Palliativmedizin
Palliativmedizin richtet sich an Menschen mit einer schweren, fortgeschrittenen oder unheilbaren Erkrankung. Wenn eine Heilung nicht mehr möglich ist, steht nicht mehr die Lebensverlängerung im Vordergrund, sondern die bestmögliche Lebensqualität.
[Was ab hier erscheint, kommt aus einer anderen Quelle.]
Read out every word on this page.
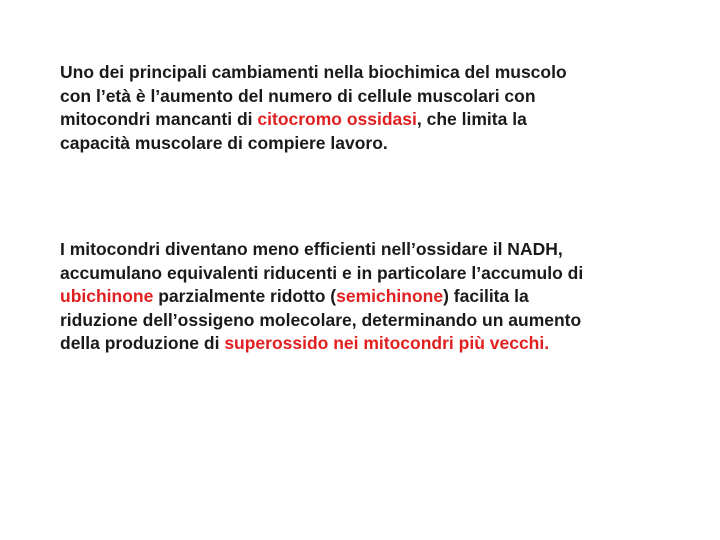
Uno dei principali cambiamenti nella biochimica del muscolo
con l’età è l’aumento del numero di cellule muscolari con
mitocondri mancanti di citocromo ossidasi, che limita la
capacità muscolare di compiere lavoro.
I mitocondri diventano meno efficienti nell’ossidare il NADH,
accumulano equivalenti riducenti e in particolare l’accumulo di
ubichinone parzialmente ridotto (semichinone) facilita la
riduzione dell’ossigeno molecolare, determinando un aumento
della produzione di superossido nei mitocondri più vecchi.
Ziel der Palliativmedizin ist es, belastende Symptome wie Schmerzen, Atemnot, Übelkeit, Angst oder Unruhe zu lindern und Patientinnen und Patienten ganzheitlich zu begleiten. Dabei werden nicht nur körperliche Beschwerden berücksichtigt, sondern auch psychische, soziale und spirituelle Bedürfnisse. Ein weiterer wichtiger Bestandteil ist die Beratung und Unterstützung von Angehörigen. Schwere Erkrankungen betreffen immer das gesamte Umfeld.
Palliativmedizin bedeutet nicht, nichts mehr zu tun. Sie bedeutet, sich bewusst dem Menschen zuzuwenden, ihm zuzuhören und ihn in seiner Würde und Selbstbestimmung zu stärken. Die Begleitung kann frühzeitig beginnen und erfolgt individuell, angepasst an die Wünsche und Bedürfnisse der Patientinnen und Patienten.